APELAÇÕES CÍVEIS. AÇÃO DECLARATÓRIA DE NULIDADE DE DESCONTO EM FOLHA DE PAGAMENTO CUMULADA COM REPETIÇÃO DE INDÉBITO E INDENIZAÇÃO POR DANO MORAL. TERMO DE ADESÃO A CARTÃO DE CRÉDITO CONSIGNADO COM AUTORIZAÇÃO PARA DESCONTO EM FOLHA DE PAGAMENTO. RESERVA DE MARGEM DE CARTÃO DE CRÉDITO (RMC). DESCONTO MENSAL NO BENEFÍCIO PREVIDENCIÁRIO DA AUTORA. TAXA DE JUROS ACIMA DAQUELA PRATICADA NO MERCADO PARA CRÉDITO CONSIGNADO A APOSENTADOS E PENSIONISTAS DO INSS. AUSÊNCIA DA INDICAÇÃO DO NÚMERO DE PARCELAS, SEUS VALORES E DATAS DE VENCIMENTO, OU MESMO DA PROVA DA ENTREGA DO CARTÃO DE CRÉDITO. CONSUMIDORA QUE É SEXAGENÁRIA E ESTÁ APOSENTADA POR INVALIDEZ. EXAME ATENTO DOS AUTOS QUE CONDUZ À CERTEZA DE QUE SE TRATA DE HIPERVULNERÁVEL E MERECEDORA DE ATENÇÃO ESPECIAL PELO JUDICIÁRIO. PRÁTICA ABUSIVA DA INSTITUIÇÃO FINANCEIRA. ARTIGO 39 DO CÓDIGO DE DEFESA DO CONSUMIDOR. NULIDADE RECONHECIDA. ADEQUAÇÃO DO AJUSTE À VONTADE MANIFESTADA PELA CONSUMIDORA. INVIABILIDADE, NO CASO CONCRETO, DA APLICAÇÃO DO PRINCÍPIO DA CONSERVAÇÃO DO NEGÓCIO JURÍDICO, NOS TERMOS DO ARTIGO 170 DO CÓDIGO CIVIL, PORQUE DISTINTA FOI A DECISÃO JUDICIAL E, NO PONTO, OS LITIGANTES MOSTRARAM-SE CONFORMADOS. REPETIÇÃO DO INDÉBITO A SER EFETIVADA NA FORMA SIMPLES. RESPONSABILIDADE OBJETIVA DA INSTITUIÇÃO FINANCEIRA. DEVER DE INDENIZAR BEM EVIDENCIADO. DANO MORAL CARACTERIZADO. SUCUMBÊNCIA MÍNIMA DA AUTORA. ARTIGO 86, PARÁGRAFO ÚNICO, DO CÓDIGO DE PROCESSO CIVIL DE 2015. ÔNUS QUE É IMPOSTO, COM EXCLUSIVIDADE, À INSTITUIÇÃO FINANCEIRA. RECURSO DA INSTITUIÇÃO FINANCEIRA DESPROVIDO E RECURSO DA AUTORA PARCIALMENTE PROVIDO ( Apelação Cível n. 0306852-74.2018.8.24.0039, de Lages, rel. Des. Jânio Machado, Quinta Câmara de Direito Comercial, j. em 12.9.2019 - sem destaque no original).

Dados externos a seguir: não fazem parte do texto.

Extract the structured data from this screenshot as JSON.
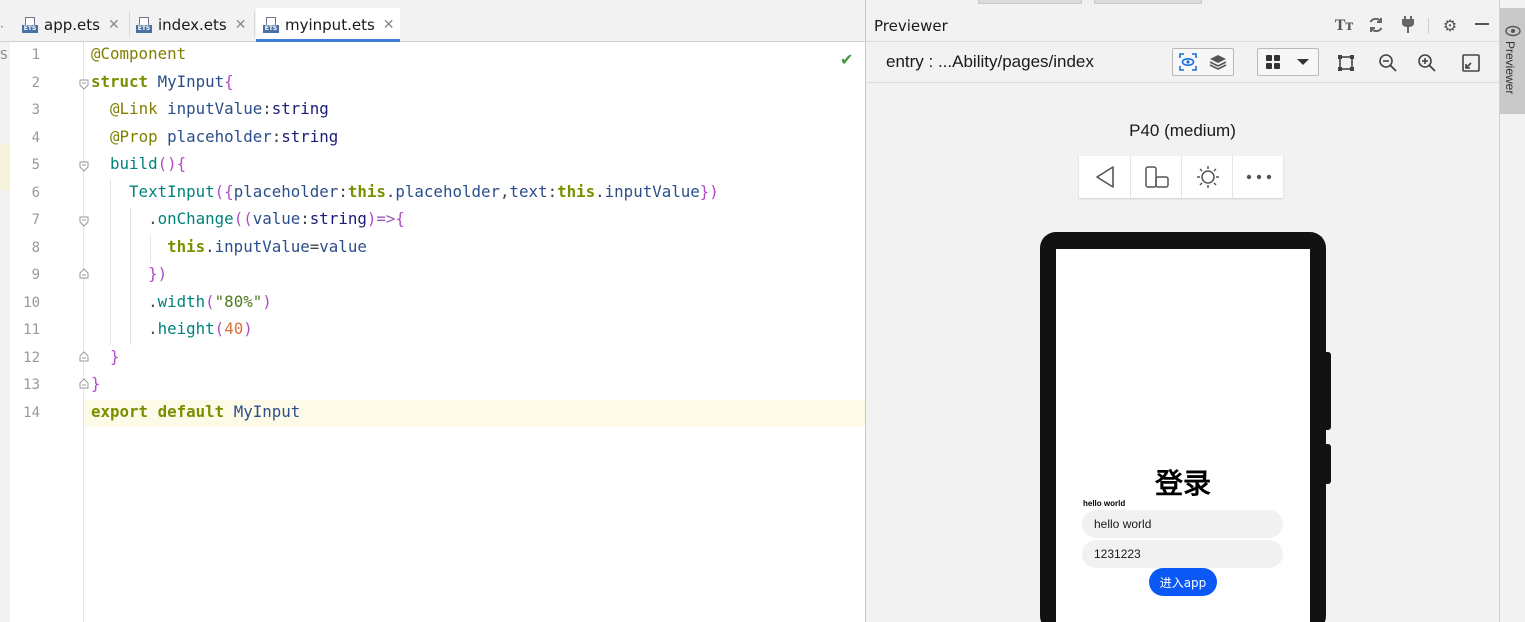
{
  "editor": {
    "tabs": [
      {
        "label": "app.ets",
        "active": false
      },
      {
        "label": "index.ets",
        "active": false
      },
      {
        "label": "myinput.ets",
        "active": true
      }
    ],
    "left_edge_glyph": "S",
    "line_numbers": [
      "1",
      "2",
      "3",
      "4",
      "5",
      "6",
      "7",
      "8",
      "9",
      "10",
      "11",
      "12",
      "13",
      "14"
    ],
    "code_lines": [
      "@Component",
      "struct MyInput{",
      "  @Link inputValue:string",
      "  @Prop placeholder:string",
      "  build(){",
      "    TextInput({placeholder:this.placeholder,text:this.inputValue})",
      "      .onChange((value:string)=>{",
      "        this.inputValue=value",
      "      })",
      "      .width(\"80%\")",
      "      .height(40)",
      "  }",
      "}",
      "export default MyInput"
    ],
    "current_line": 14,
    "inspection_status": "check-icon"
  },
  "previewer": {
    "title": "Previewer",
    "route": "entry : ...Ability/pages/index",
    "device_name": "P40 (medium)",
    "app": {
      "heading": "登录",
      "small_label": "hello world",
      "input1_value": "hello world",
      "input2_value": "1231223",
      "button_label": "进入app"
    },
    "side_tab_label": "Previewer",
    "accent_color": "#0a59f7"
  }
}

E, em casos tais, consoante posicionamento consolidado nesta Câmara, não há falar em declaração de inexistência ou anulação da relação contratual, mas, sim, em ilegalidade e readequação da modalidade de contrato, transmudando-o de contrato de cartão de crédito para contrato de empréstimo consignado, cuja taxa de juros deverá ficar limitada à taxa média de mercado divulgada pelo Banco Central para empréstimos desse jaez, com abatimento dos valores indevidamente descontados.
À guisa de ilustração, colaciona-se julgado desta Câmara:
APELAÇÃO CÍVEL. AÇÃO DECLARATÓRIA DE INEXISTÊNCIA DE RELAÇÃO JURÍDICA CUMULADA COM REPETIÇÃO DE INDÉBITO E INDENIZAÇÃO POR DANOS MORAIS. SENTENÇA DE IMPROCEDÊNCIA. CONSUMIDOR QUE PRETENDIA OBTER EMPRÉSTIMO CONSIGNADO. EFETIVAÇÃO DE CONTRATO DE CARTÃO DE CRÉDITO COM RESERVA DE MARGEM CONSIGNÁVEL (RMC). DESCONTOS NO BENEFÍCIO PREVIDENCIÁRIO DESTINADOS AO PAGAMENTO MÍNIMO INDICADO NA FATURA DO CARTÃO, RESULTANDO NA CONTRATAÇÃO DE CRÉDITO ROTATIVO. FORMA DE ADIMPLEMENTO E TAXA DE JUROS INCOMPATÍVEIS COM A MODALIDADE CONSIGNADA. PRÁTICA ABUSIVA. ADEQUAÇÃO DO CONTRATO. REPETIÇÃO DO INDÉBITO NA FORMA SIMPLES. DANO MORAL CONFIGURADO. DEVER DE INDENIZAR. RECURSO PARCIALMENTE PROVIDO ( Apelação Cível n. 0302081-52.2018.8.24.0007, de Biguaçu, rel. Des. Cláudio Barreto Dutra, Quinta Câmara de Direito Comercial, j. em 23.1.2020).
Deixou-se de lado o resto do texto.